Developer: MegaCrit
Price: $10/£10
IAP: None
Size: 1GB
Version: 2.0.11
Platform: iPhone & iPad
Glancing at a Slay the Spire screenshot might lead you to conclude that it’s not for you. But hold that finger for a second before you back out, because this is something seriously special.
Slay the Spire is way easier to grasp than its turn-based RPG trappings would suggest. If you’ve ever played and enjoyed a game like Card Crawl, Void Tyrant or Solitairica, you’ll be perfectly at home with this brand of snappy roguelike card combat.
Your fantastical warrior (one of four unlocked in sequence) faces off against a succession of enemies. When it’s your turn to go, you have three move points to spend on various maneuvers before handing over to your opponent.
These maneuvers manifest as a personalized deck of cards that you accrue throughout a run, each card of which has its own offensive and defensive attributes as well as a move cost.
You’ll need to balance laying the smackdown on your foes with raising a sufficient shield to mitigate their impending attacks, which are handily telegraphed to you ahead of time. Beating enemies will snag you exotic new cards, as well as relics and potions that imbue you with bonus attributes – permanently and temporarily, respectively.
You get the chance to collect more of these on a branching overworld map that features shops, chests, mysterious bonus events, and the odd ‘Elite’ mini-boss.
That’s really everything you need to known to get started in Slay the Spire. Where it shines – and where it will keep you coming back for potentially hundreds of hours – is in the endless tactical nuances that have been built on top of this solid foundation.
Most obviously, there’s the fact that each of the four heroes plays completely differently, with their own distinctive cards and attributes. The Ironclad is your typical hardy sword-wielding warrior who heals in between rounds, while the Silent is a mage with the capacity to increase their card and move count.
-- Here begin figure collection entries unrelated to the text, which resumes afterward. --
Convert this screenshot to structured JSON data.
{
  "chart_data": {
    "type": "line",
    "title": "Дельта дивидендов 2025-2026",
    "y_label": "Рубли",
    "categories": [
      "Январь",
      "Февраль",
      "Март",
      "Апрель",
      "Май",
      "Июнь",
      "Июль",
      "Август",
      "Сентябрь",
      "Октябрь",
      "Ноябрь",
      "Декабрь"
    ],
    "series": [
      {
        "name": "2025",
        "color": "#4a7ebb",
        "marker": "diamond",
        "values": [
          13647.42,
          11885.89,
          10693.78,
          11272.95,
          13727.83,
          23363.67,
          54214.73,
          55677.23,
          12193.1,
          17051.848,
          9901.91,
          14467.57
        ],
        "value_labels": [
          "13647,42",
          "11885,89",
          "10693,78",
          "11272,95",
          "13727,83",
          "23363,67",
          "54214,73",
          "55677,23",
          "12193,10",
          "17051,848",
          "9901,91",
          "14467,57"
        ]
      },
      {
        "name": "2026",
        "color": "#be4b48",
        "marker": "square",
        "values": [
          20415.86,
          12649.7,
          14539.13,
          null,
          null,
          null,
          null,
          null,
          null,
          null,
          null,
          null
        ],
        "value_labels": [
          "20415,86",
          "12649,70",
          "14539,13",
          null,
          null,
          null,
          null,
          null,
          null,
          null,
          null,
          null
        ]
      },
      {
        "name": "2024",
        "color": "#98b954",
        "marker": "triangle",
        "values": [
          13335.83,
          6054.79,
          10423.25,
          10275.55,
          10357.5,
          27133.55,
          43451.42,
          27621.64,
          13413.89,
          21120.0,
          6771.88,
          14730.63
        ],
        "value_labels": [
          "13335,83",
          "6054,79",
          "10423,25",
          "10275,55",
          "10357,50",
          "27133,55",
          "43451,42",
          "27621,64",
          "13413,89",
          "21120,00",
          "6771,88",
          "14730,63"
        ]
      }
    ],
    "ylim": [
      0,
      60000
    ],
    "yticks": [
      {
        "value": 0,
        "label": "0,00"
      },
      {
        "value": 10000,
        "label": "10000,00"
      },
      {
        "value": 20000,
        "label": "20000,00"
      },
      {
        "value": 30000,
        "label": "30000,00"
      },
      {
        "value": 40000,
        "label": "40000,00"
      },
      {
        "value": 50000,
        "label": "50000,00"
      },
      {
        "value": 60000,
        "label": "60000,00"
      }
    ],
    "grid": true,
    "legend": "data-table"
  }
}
Trickier to master is the Defect, with its capacity to install orbs that impart offensive and defensive effects at the end of a turn. Perhaps most advanced of all is the Watcher, a warrior monk-like figure who can enter states of stat-shifting Calm or Rage.
We’d happily name Slay the Spire game of the year and hand out full marks at this point, but for that fact that this is an imperfect port of the original PC game. The touch controls are disappointingly flaky, with all-too-frequent unintentional card selections. The lack of an iCloud save function, too, is deeply irritating in a game that you’ll likely want to play on all of your iOS devices.
That said, this really is a much better experience on iPad than it is on iPhone. Those aforementioned control issues are only exacerbated on a smaller screen, alongside tiny text and button prompts.
Slay the Spire on iOS is a deeply imperfect version of a game that openly flirts with perfection. This almighty, endlessly replayable card battler could become one of the very best games on the App Store, but it might take an update or two to reach its full potential.